Economy has new group seeing green

TRAVERSE CITY – When Jeffery Stratton moved his family to Traverse City from the Ludington area, he thought he'd do the same kind of work he always had, electrical contracting. What he found was a market saturated with traditional competitors who had been in the area for generations, as well as a construction industry in the beginnings of a slowdown.

"It has been a struggle to try and make a living here," Stratton said. "There is a lot of competition in the electrical market."

Economic necessity and his lifelong interest in environmental issues converged, and Stratton began investigating how he could use his electrician's skills to provide alternative energy to area residents, and make a living at the same time. His instincts, and his altruism, paid off and Stratton is now an expert on a burgeoning new "green" industry – wind energy.

"Now that I've found a product I can believe in, and can market, the competition level has dropped considerably," Stratton said.

His experience is indicative of the kinds of economic challenges and personal beliefs many members of a new professional group have in common. The Green Building Consortium is the brainchild of Traverse City realtor Tony Zimmerman, and has brought together builders, mortgage brokers, interior designers, electricians, architects, realtors and others in the housing business in order to explore "green" opportunities in the area. The group now meets monthly to network, discuss any pending state or federal legislation, and share ideas about "green" opportunities.

"It's clear we need less talk and more action and that's when I decided to propose starting a consortium that would develop an action plan," said Zimmerman. "It is my belief that this consortium will become a strong group of business, industry, educational foundations and government that work hard on sustainable green business and moving the economy forward as a result."

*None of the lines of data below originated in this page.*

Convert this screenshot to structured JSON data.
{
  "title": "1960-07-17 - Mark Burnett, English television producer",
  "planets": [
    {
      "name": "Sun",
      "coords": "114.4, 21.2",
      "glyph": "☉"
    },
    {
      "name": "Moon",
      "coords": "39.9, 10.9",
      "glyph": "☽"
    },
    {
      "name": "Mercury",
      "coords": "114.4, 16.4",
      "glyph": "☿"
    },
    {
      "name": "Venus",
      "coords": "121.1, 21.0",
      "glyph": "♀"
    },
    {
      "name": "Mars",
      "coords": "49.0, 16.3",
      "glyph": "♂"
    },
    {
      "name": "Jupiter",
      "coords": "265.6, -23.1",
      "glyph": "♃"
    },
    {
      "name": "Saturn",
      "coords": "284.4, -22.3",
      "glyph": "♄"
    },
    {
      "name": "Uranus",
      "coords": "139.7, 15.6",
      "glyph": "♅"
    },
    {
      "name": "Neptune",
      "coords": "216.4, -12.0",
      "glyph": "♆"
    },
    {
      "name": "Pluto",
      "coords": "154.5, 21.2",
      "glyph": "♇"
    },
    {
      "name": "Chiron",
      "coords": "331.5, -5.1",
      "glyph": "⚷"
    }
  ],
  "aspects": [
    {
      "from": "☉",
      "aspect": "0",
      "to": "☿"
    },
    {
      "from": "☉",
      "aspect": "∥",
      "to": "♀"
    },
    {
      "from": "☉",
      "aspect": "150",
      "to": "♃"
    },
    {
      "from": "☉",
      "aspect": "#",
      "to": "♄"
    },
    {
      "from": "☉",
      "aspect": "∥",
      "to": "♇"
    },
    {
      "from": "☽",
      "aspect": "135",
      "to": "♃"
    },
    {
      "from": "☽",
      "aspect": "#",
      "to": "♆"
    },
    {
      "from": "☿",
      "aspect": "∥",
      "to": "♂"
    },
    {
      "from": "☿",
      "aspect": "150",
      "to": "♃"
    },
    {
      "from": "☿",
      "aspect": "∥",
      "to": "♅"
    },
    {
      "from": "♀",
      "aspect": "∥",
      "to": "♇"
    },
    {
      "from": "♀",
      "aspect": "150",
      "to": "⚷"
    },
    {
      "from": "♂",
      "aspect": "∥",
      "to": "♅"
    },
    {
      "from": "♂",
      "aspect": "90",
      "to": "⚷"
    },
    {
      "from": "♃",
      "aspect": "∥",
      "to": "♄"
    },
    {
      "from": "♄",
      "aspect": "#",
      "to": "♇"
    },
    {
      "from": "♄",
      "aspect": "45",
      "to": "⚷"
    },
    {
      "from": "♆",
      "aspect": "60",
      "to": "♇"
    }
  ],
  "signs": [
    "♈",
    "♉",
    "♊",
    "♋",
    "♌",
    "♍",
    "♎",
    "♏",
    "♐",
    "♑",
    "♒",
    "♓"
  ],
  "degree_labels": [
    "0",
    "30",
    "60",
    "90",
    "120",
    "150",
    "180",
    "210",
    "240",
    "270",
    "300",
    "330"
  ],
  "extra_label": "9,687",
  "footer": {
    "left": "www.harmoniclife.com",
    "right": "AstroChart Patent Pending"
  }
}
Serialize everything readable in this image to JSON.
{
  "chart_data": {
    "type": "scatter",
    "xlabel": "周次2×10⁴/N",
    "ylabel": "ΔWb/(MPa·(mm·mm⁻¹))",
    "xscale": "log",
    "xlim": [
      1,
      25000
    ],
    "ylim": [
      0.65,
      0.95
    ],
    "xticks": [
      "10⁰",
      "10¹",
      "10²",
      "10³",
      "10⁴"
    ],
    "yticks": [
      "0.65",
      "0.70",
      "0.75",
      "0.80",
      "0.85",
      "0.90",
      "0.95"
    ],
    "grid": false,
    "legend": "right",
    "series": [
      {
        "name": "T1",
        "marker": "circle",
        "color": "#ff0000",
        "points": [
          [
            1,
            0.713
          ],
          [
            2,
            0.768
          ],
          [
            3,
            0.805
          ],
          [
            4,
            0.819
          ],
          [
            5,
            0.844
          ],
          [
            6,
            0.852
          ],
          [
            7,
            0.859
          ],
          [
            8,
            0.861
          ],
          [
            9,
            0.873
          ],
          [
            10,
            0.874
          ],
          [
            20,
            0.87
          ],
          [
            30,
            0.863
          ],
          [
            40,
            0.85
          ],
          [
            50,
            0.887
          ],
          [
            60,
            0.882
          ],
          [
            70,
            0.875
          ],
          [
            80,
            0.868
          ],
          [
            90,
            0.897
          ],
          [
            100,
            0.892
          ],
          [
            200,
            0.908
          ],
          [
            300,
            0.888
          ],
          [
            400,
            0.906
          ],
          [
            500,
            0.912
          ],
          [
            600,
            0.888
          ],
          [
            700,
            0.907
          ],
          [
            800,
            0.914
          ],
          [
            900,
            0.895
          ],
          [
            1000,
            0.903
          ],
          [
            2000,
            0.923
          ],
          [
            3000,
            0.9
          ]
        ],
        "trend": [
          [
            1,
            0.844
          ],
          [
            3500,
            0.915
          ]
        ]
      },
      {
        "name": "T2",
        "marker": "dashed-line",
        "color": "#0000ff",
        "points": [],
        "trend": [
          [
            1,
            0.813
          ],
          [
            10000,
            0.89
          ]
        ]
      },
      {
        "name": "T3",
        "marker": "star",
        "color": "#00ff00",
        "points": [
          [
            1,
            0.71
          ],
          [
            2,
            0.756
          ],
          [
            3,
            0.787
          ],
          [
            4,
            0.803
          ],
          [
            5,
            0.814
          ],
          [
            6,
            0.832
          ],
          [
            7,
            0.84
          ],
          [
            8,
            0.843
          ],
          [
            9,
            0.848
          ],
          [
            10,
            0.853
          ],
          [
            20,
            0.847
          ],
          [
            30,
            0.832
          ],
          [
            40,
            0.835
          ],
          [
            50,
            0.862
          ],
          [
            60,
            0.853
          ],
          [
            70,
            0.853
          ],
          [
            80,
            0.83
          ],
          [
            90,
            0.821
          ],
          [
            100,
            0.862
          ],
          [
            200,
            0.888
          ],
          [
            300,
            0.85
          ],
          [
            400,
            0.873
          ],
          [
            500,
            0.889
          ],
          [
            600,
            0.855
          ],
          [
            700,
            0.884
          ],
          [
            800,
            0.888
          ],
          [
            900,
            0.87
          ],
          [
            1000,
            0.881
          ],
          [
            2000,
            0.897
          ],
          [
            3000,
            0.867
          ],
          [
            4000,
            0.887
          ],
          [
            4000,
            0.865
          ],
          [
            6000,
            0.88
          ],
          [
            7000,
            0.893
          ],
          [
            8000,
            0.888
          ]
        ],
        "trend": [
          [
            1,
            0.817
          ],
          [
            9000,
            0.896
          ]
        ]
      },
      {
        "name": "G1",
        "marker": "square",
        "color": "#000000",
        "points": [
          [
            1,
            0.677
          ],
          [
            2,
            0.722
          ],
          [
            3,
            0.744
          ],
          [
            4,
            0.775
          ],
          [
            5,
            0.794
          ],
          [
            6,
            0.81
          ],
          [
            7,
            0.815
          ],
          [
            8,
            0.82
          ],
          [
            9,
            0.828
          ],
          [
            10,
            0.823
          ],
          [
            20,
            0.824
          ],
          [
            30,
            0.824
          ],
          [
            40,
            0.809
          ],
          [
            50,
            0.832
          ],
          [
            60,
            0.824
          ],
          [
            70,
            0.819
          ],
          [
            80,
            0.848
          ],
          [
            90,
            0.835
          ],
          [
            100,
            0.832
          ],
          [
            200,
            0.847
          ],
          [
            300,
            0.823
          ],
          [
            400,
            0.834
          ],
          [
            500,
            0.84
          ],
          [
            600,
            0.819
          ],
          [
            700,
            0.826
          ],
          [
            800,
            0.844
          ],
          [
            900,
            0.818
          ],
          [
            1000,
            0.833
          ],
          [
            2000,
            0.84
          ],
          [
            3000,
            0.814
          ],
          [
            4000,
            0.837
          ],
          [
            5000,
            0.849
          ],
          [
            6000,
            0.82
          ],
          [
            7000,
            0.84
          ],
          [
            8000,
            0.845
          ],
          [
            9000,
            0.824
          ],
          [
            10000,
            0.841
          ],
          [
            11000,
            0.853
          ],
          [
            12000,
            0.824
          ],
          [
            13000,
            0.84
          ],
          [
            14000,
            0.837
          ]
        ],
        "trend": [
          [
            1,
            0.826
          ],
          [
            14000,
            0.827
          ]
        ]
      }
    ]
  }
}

There were only a handful of people at the Consortium's first meeting in April; more than 40 showed up for their meeting in May. This level of interest, Zimmerman said, proves that local environmentalists and local businesses don't have to be at odds. As a certified EcoBroker, a realtor professionally trained to assist clients market and purchase properties with green features such as energy efficient appliances, sustainable building materials, and water-saving systems, Zimmerman said he personally hopes the group will lead to more green-built houses in the region.

"There is widespread recognition …that the truly sustainable solutions to many environmental problems are those from which there is money to be made."

A recent study conducted by Management Information Services, Inc., an economic consulting firm, bears this out. Their study found that in 2005, the latest year for which figures are available, the environmental industry nationwide generated more than $341 billion in sales and $47 billion in tax revenues. Another national group, the Clean Tech Venture Network, estimates that "green technology" investment in the U.S. from now through 2010 could be as high as $19 billion.

Zimmerman and the other members of the Green Building Consortium want to ensure that some of that sales revenue and investment money is spent in northern Michigan. One of those members, Ken Stevens, a mortgage broker with American Nationwide Mortgage Co., said he joined the group to better educate himself about available environmentally friendly products and services. Max Strickland, who offers green building consulting through Northern Evergreen Services, said he joined to network.

The group meets at the Flap Jack Shack from 8:30 to 10:30 a.m. on the second Wednesday of the month until Exit Realty's new offices at 8th and Cass are finished.